# What is an indirect proof?

In economics, especially in theoretical economics, it is often necessary to formally prove your statements. Meaning to show your statements are correct in a logical way. One possible way of showing that your statements are correct is by providing an indirect proof. The following couple of lines try to explain the concept of indirect proof in a simple way.

Let’s say you want to indirectly prove $A \Rightarrow B$, i.e. $B$ follows $A$. In order to do so, the first step is to assume that $B$ is false. The second step is to show that you end up in a logical contradiction because of your assumption that $B$ is false.

The way you formally express this is by adding $\bar{B}$  to your initial condition $A$ and to show that $A \wedge \bar{B}$ leads to a contradiction. In order to show that $A \wedge \bar{B}$ leads to a contradiction you have to show one of the following three statements:

1. $A \wedge \bar{B} \Rightarrow \bar{A}$
2. $A \wedge \bar{B} \Rightarrow B$
3. $A \wedge \bar{B} \Rightarrow F$

(Where $F$ is an obvious false statement)

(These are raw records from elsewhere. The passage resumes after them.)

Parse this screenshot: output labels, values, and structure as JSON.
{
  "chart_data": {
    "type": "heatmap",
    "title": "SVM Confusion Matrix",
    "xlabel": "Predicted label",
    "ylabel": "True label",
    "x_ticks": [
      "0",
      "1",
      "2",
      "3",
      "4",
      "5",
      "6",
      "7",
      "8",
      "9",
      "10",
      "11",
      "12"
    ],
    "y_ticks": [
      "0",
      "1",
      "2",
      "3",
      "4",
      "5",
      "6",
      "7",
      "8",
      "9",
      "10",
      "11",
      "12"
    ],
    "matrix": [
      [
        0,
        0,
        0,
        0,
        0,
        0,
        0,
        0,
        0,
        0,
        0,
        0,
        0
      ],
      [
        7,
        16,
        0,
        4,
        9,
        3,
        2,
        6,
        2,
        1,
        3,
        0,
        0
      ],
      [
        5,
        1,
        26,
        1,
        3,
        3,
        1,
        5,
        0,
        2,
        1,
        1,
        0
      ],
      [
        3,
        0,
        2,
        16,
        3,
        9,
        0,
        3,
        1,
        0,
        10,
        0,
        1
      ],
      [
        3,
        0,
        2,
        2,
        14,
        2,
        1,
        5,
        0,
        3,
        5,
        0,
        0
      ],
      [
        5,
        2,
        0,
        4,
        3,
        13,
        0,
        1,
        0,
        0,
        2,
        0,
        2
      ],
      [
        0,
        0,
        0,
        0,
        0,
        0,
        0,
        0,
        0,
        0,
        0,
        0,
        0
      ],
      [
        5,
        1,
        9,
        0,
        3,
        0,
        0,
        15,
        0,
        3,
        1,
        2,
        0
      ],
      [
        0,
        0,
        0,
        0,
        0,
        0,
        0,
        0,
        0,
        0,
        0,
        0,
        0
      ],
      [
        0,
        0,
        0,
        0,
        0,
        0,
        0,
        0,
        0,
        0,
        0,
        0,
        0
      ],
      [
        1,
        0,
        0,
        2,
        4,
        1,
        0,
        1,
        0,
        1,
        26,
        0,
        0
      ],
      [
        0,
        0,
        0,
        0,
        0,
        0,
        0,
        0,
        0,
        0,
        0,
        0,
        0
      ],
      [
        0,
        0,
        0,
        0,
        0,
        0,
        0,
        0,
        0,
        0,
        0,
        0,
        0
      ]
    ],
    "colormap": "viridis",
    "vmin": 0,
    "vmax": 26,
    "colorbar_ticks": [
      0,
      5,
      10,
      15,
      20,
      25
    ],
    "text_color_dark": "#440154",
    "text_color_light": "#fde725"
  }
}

If you are able to show one of the above you can conclude that $A \wedge \bar{B}$ is false. This means that if $A$ is correct $\bar{B}$ has to be wrong. Knowing that $\bar{B}$ is false, lets us conclude that $B$ is true. Consequently we know that $A \Rightarrow B$, i.e. we have indirectly proven that the statement $A \Rightarrow B$ is true. Even though this seems confusing at the beginning it is based on pure logic and often used.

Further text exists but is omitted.